E a elite brasileira é a que mais precisa contribuir para a redução desse fosso que a separa do resto do País. O ex-ministro Ciro Gomes afirma em seu livro “Projeto nacional: o dever da esperança” que “a décima parte mais rica de nossa população apropria-se de 52% da rendas das famílias brasileiras, o centésimo mais rico, de 23,2%, e o milésimo mais rico, de 10,6%, e, pasmem, o meio milésimo mais rico, de 8,5% de nossa renda”. Ciro lembra que o meio milésimo mais rico no Uruguai se apropria de 3,3% da renda, e, na Noruega, de 1,7%.
A elite sempre alega que nossa carga tributária é muito alta, o que o ex-candidato a presidente desmente em seu livro. Ciro afirma, com base em dados sólidos, que o peso tributário nacional é menor do que o europeu. Enquanto no Brasil, em 2017, foi de 32,36% do PIB, a carga tributária média na Europa, com números de 2014, chegou a 41,5%; na Bélgica, a 47,9%; na Dinamarca, a 50,8%; na Alemanha, a 39,5%; na França, a 47,9%; na Itália, a 43,7%; na Noruega, a 38,9%; e na Finlândia, a 44%.
Em sua obra, cuja leitura fica mais do que recomendada, Ciro propõe aumentar imediatamente o imposto sobre grandes heranças para 8% em todo o Brasil – a média hoje está 3,86% –, o que garantiria ao menos R$ 20 bilhões adicionais de arrecadação por ano e atingiria somente os 0,3% brasileiros mais ricos. E são várias outras propostas, como aumentar o imposto de renda para os que ganham acima de R$ 20 mil (valor que pode ser negociado para cima), tributo progressivo sobre patrimônios superiores a R$ 10 milhões, com alíquotas de 0,5% a 1%.
Ideias para não faltam para que o Brasil tenha, de um lado, mais recursos para aumentar os investimentos e gerar empregos; e, de outro, combater com seriedade, como política de Estado e não de governo, a inaceitável miséria que ainda impera num país rico. Não é admissível que tenhamos irmãos brasileiros passando fome, e são 33 milhões hoje! Toda vez que pego comida na panela isso me vem à mente. E dói.
Nesses anos de obscurantismo que estamos encerrando em dezembro, por minha luta por democracia, fui chamado muitas vezes de “comunista” e “esquerdista”. Não ligo a mínima, e quem me ataca não saberia conceituar esses termos. A ignorância campeia. Sempre fui um homem de centro, mas que, num momento de elevada turbulência da vida pessoal, foi tragado pelo dogmatismo cego e preconceituoso, mas do qual já me libertei, e me sinto bem e feliz.

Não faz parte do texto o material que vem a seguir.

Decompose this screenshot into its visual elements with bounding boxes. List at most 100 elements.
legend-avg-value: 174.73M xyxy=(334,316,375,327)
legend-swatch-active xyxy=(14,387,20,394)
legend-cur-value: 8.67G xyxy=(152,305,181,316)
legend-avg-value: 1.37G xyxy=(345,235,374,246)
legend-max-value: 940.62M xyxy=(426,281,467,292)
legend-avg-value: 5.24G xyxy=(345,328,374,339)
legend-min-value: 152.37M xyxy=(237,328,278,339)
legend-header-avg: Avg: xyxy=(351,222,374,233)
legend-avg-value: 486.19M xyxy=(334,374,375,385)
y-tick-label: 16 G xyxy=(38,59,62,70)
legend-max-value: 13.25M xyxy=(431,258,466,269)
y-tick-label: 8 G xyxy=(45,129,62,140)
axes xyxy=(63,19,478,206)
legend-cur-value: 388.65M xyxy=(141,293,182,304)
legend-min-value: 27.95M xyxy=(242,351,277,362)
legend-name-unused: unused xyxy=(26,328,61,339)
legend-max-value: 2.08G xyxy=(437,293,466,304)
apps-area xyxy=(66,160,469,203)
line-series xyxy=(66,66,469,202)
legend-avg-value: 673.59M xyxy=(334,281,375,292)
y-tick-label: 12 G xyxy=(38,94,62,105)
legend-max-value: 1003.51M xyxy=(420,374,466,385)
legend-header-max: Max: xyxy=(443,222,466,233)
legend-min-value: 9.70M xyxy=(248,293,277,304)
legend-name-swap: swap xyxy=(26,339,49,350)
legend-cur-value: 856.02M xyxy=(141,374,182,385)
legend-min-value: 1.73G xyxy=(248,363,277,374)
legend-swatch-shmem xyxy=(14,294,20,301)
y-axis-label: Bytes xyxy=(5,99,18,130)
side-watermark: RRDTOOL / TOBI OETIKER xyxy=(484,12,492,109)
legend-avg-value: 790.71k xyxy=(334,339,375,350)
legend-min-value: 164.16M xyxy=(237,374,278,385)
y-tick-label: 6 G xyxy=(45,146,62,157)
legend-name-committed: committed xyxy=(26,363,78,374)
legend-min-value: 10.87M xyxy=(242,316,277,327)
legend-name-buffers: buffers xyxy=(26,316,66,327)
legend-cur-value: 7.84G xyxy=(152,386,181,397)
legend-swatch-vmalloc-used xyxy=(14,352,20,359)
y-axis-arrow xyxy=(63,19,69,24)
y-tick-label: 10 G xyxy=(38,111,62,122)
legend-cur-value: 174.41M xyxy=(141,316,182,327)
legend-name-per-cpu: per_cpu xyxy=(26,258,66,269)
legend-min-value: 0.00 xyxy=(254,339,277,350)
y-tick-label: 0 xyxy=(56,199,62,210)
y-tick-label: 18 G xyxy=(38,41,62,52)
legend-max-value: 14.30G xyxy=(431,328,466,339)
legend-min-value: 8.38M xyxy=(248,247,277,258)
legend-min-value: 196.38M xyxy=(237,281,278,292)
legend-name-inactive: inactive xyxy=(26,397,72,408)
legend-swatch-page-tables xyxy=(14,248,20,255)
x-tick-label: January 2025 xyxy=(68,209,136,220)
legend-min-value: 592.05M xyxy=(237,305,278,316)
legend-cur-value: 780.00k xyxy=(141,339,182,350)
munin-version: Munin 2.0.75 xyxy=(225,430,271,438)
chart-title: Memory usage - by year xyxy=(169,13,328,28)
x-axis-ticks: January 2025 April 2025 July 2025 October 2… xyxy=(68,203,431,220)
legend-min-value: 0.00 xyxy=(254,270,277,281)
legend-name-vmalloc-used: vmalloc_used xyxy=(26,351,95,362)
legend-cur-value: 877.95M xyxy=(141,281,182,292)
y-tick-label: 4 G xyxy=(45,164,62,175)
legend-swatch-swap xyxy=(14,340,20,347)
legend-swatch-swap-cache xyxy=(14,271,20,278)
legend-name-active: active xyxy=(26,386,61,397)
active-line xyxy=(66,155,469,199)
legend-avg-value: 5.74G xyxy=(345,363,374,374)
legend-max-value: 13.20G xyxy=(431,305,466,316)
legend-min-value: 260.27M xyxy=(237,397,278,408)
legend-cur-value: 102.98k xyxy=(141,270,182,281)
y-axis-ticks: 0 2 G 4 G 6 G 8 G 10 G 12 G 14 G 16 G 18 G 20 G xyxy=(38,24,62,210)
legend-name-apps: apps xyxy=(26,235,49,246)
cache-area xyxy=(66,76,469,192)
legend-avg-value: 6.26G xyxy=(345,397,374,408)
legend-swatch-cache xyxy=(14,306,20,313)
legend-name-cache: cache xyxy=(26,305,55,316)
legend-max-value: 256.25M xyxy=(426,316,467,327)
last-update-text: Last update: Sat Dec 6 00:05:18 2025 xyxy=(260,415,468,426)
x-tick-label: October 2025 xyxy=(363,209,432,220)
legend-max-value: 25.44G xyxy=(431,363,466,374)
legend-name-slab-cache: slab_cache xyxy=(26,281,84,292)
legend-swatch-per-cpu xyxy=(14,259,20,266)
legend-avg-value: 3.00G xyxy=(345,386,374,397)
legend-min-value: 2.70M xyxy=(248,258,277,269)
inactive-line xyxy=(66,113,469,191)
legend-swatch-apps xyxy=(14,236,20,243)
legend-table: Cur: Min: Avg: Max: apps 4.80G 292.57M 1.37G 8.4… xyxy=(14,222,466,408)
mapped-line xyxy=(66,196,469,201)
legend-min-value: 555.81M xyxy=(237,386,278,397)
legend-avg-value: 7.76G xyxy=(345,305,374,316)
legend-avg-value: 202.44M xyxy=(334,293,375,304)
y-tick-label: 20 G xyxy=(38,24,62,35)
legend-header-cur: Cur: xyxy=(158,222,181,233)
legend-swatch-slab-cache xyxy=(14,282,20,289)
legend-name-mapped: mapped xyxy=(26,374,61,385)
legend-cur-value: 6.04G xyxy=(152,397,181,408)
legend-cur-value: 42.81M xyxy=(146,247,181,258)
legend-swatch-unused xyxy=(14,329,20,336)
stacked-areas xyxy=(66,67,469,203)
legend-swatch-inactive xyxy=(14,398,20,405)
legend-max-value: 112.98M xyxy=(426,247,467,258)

Hoje me enquadro como um liberal social, alguém que acredita que a democracia e justiça social são o único caminho para uma sociedade melhor para todos os brasileiros. Não o ultrapassado pensamento do Estado mínimo, mas o do Estado indutor do desenvolvimento e promotor da redução das desigualdades. Defendo uma sociedade em que a distância entre o que tem mais e o que tem menos não é o abismo da fome e da miséria, mas aquela que garante qualidade de vida digna a todos seus cidadãos e cidadãs (precisamos começar instituindo uma renda mínima universal).
É neste país de justiça social e econômica que a República vai, enfim, ganhar relevância neste País. É essa sociedade igualitária e democrata que quero defender pelo resto da vida.
É esta República que devemos construir e da qual, enfim, poderemos nos orgulhar.
CT, Palmas, 15 de novembro de 2022.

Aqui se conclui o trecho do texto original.